Title : Antibiotic resistance burden and gut microbiome alterations in patients with non-alcoholic fatty liver disease: A pilot study from a tertiary care centre in North India
Abstract:
Background: Non-alcoholic fatty liver disease (NAFLD) is a rapidly increasing hepatic disorder, affecting nearly 25–30% of the global population. Emerging evidence suggests that alterations in gut microbiota composition, often mediated by antibiotic exposure, may contribute to NAFLD progression and severity. Conversely, patients with advanced NAFLD or NASH often require prolonged or recurrent antibiotic treatments for associated complications, which may drive antibiotic resistance (ABR). However, the relationship between NAFLD, its clinical spectrum, and ABR in human subjects remains underexplored, especially in Indian cohorts.
Objective: To identify the prevalence and spectrum of antibiotic resistance among NAFLD patients, and to explore its correlation with disease stage, metabolic parameters, and prior antibiotic exposure.
Methods: A prospective, observational study was conducted at the Department of Gastroenterology and Department of Microbiology, Sanjay Gandhi Postgraduate Institute of Medical Sciences (SGPGIMS), Lucknow, from January 2024 to June 2025. Adult patients (18–70 years) with ultrasonography-confirmed non-alcoholic fatty liver disease (NAFLD) or metabolic dysfunction–associated steatotic liver disease (MASLD) were enrolled after obtaining informed consent. Exclusion criteria included chronic viral hepatitis, autoimmune liver disease, and recent (<3 months) antibiotic therapy. Clinical data, anthropometry, liver function tests, fasting lipid profile, HbA1c, and inflammatory markers (CRP, IL-6) were recorded.Stool samples were collected for microbiome analysis using 16S rRNA gene sequencing and culture-based sensitivity testing against a panel of antibiotics (β-lactams, fluoroquinolones, aminoglycosides, and carbapenems). Minimum inhibitory concentrations (MICs) were determined by broth microdilution following CLSI guidelines. NAFLD severity was assessed by transient elastography (FibroScan) and serum fibrosis scores (FIB-4, NFS). Associations between fatty liver severity, gut microbiota composition, and antibiotic resistance profiles were evaluated using multivariate logistic regression and Spearman correlation.

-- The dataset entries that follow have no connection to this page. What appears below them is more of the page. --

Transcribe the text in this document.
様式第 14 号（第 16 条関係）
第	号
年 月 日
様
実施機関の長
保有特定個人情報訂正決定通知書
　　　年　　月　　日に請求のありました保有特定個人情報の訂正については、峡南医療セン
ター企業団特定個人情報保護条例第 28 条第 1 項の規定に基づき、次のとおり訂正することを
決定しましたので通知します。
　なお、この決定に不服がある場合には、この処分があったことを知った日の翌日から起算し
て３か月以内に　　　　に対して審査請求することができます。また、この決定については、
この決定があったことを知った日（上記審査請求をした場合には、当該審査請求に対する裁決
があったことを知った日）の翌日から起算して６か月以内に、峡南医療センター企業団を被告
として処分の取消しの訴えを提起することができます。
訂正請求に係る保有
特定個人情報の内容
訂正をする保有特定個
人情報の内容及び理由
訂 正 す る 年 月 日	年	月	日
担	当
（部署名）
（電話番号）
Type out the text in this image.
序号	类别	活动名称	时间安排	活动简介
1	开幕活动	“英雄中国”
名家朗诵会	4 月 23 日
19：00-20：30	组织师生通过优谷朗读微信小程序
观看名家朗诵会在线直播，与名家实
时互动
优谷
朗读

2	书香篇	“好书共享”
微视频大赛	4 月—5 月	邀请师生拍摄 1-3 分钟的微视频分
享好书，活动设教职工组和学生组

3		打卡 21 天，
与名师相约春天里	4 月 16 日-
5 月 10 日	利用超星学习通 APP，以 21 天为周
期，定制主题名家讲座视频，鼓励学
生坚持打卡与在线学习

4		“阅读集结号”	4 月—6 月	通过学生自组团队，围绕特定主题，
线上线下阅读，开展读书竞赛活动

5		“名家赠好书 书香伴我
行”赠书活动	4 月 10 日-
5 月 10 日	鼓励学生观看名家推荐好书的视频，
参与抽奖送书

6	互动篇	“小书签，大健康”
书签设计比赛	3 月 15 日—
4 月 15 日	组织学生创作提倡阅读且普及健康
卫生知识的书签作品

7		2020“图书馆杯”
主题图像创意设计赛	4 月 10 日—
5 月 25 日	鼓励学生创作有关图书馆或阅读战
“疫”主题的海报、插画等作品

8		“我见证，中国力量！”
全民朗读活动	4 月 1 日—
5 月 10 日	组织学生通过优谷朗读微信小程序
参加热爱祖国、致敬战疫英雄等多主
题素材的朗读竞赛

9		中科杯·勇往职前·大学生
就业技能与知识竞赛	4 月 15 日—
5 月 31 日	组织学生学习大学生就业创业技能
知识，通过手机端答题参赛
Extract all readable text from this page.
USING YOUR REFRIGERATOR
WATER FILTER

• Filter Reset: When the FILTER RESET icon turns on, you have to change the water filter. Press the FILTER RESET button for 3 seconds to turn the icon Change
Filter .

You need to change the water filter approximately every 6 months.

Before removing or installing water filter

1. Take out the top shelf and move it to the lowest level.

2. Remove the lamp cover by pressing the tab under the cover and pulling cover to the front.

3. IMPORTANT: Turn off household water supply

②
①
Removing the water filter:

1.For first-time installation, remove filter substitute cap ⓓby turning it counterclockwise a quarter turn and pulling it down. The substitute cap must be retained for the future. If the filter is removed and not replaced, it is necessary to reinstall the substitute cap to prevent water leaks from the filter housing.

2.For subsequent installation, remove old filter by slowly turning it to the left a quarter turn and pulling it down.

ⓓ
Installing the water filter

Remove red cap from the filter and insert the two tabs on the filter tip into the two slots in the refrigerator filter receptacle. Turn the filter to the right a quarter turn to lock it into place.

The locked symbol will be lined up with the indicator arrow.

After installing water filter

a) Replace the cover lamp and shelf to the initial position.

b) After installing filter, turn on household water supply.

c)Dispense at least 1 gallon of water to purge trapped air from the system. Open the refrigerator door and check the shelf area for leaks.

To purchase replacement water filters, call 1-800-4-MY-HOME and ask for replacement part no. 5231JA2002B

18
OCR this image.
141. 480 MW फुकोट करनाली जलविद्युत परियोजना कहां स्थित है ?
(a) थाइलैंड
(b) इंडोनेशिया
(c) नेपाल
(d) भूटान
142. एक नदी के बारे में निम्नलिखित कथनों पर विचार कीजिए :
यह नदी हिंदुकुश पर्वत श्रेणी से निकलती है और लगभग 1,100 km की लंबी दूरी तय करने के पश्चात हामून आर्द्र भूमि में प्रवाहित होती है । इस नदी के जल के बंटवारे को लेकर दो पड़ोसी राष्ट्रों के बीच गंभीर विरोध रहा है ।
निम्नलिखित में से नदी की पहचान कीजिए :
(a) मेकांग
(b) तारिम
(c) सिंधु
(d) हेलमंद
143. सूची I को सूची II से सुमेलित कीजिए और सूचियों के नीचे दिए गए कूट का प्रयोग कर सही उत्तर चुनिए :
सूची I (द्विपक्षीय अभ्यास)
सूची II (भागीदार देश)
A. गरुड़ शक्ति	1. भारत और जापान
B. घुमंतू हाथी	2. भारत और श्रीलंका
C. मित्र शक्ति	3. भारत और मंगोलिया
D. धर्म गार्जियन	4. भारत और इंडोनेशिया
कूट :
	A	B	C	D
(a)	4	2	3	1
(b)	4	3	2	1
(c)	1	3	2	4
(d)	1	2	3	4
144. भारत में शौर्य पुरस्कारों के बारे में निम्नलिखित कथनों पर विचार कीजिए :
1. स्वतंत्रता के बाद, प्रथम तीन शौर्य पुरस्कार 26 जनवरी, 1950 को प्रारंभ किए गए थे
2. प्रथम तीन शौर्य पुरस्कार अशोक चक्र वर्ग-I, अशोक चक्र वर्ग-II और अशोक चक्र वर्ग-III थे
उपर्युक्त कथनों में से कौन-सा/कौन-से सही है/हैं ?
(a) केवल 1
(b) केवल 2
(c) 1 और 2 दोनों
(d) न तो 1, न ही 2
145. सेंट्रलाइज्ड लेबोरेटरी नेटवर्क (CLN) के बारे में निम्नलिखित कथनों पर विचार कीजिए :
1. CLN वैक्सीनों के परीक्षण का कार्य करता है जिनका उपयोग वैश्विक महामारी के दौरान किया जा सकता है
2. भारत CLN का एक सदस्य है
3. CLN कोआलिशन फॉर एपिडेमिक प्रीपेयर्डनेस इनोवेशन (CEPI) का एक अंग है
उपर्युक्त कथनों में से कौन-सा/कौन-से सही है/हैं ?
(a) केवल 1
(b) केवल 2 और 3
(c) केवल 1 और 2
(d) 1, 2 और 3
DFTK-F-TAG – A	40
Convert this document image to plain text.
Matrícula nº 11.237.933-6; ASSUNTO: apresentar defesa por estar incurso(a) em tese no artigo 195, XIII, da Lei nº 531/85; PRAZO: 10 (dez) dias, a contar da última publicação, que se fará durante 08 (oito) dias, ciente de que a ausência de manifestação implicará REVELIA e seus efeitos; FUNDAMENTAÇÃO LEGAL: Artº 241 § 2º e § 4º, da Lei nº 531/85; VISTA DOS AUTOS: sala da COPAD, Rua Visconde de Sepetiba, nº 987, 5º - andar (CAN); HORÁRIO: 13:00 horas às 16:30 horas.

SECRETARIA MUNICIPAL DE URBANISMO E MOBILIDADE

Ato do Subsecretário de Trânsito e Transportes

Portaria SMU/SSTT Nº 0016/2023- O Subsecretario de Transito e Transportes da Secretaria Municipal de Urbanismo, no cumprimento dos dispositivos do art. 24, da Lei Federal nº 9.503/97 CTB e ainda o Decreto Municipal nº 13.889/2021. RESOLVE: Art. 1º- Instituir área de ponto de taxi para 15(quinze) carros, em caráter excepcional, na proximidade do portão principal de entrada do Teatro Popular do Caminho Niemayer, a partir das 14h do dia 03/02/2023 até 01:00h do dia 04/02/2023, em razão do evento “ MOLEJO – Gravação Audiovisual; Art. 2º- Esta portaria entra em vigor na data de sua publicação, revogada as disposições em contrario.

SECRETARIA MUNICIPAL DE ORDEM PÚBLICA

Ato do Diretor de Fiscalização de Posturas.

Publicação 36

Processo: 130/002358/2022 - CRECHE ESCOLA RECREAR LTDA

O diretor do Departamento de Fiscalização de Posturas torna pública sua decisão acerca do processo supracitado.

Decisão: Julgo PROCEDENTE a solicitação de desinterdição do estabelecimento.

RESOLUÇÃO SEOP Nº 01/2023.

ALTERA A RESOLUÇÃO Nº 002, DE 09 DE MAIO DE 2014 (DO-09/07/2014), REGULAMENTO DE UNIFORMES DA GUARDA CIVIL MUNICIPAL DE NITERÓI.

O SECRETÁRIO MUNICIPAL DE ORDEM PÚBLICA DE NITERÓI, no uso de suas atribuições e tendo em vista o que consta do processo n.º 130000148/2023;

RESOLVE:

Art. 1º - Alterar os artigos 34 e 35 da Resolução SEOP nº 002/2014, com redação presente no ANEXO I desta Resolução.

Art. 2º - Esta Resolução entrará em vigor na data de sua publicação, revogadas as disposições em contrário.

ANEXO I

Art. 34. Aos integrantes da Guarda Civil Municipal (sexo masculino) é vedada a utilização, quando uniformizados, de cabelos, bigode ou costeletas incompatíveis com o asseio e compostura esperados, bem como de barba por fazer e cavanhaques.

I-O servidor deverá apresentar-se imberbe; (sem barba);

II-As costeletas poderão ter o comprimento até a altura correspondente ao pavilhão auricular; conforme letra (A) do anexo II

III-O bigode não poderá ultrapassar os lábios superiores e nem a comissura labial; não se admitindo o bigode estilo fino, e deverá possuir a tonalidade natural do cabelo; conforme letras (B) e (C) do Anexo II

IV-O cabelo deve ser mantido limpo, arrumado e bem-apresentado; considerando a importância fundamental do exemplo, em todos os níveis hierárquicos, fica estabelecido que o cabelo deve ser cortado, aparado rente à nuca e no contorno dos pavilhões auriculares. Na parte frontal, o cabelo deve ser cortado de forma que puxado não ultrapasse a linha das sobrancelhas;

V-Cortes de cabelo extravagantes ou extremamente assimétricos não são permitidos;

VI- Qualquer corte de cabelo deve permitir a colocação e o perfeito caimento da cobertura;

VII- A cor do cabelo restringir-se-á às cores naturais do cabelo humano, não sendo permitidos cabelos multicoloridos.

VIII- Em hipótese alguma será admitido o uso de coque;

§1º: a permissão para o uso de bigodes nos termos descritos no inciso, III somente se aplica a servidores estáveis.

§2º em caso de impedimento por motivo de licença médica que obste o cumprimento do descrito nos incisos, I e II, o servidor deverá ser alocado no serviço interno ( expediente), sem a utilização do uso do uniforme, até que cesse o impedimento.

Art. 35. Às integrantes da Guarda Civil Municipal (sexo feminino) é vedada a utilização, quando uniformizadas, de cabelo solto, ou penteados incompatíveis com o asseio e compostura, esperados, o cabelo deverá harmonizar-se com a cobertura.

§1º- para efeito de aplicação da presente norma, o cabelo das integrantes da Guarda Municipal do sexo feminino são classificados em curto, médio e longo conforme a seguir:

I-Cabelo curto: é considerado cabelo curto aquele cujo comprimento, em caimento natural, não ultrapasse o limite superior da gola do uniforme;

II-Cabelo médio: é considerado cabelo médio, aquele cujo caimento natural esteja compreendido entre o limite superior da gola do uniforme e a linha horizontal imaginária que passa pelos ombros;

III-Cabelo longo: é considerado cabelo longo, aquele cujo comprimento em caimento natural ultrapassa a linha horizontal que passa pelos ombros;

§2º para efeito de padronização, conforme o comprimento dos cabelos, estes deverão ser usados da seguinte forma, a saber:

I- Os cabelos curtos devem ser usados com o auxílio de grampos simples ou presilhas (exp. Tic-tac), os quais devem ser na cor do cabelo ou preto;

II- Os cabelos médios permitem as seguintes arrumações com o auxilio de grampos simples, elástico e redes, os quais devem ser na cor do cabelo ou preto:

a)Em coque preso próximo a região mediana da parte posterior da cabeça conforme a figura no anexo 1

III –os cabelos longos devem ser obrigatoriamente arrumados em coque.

Results: Among the 120 NAFLD patients included, the mean age was 47.2 ± 10.5 years, with a male-to-female ratio of 1.4:1. The prevalence of multi-drug resistant (MDR) organisms increased progressively with disease severity: NAFL – 18%, NASH without fibrosis – 35%, and NASH with fibrosis – 56% (p for trend < 0.01). The most frequently isolated resistant pathogens were Escherichia coli (ESBL-producers, 42%), Klebsiella pneumoniae (carbapenem-resistant, 18%), and Enterococcus faecium (vancomycin-resistant, 12%). Patients with ≥3 antibiotic exposures in the previous year demonstrated significantly higher MDR rates (OR: 2.1; 95% CI: 1.3–3.4; p < 0.05). In subgroup analysis, MDR prevalence was highest in those with advanced fibrosis (≥F3), accompanied by higher liver stiffness measurements and serum ALT levels.
Conclusion: This pilot dataset from SGPGIMS suggests a graded association between NAFLD severity and the prevalence of MDR organisms in gut and blood isolates. The findings point to a potential bidirectional relationship, wherein NAFLD progression may foster antibiotic resistance through microbiome alterations, while recurrent antibiotic exposure may exacerbate liver disease via dysbiosis and metabolic inflammation. These results underscore the necessity for integrated management strategies combining antimicrobial stewardship with metabolic and hepatology care pathways. Large-scale, prospective, multi-center studies incorporating resistome and metagenomic profiling are warranted to validate these findings and guide precision interventions.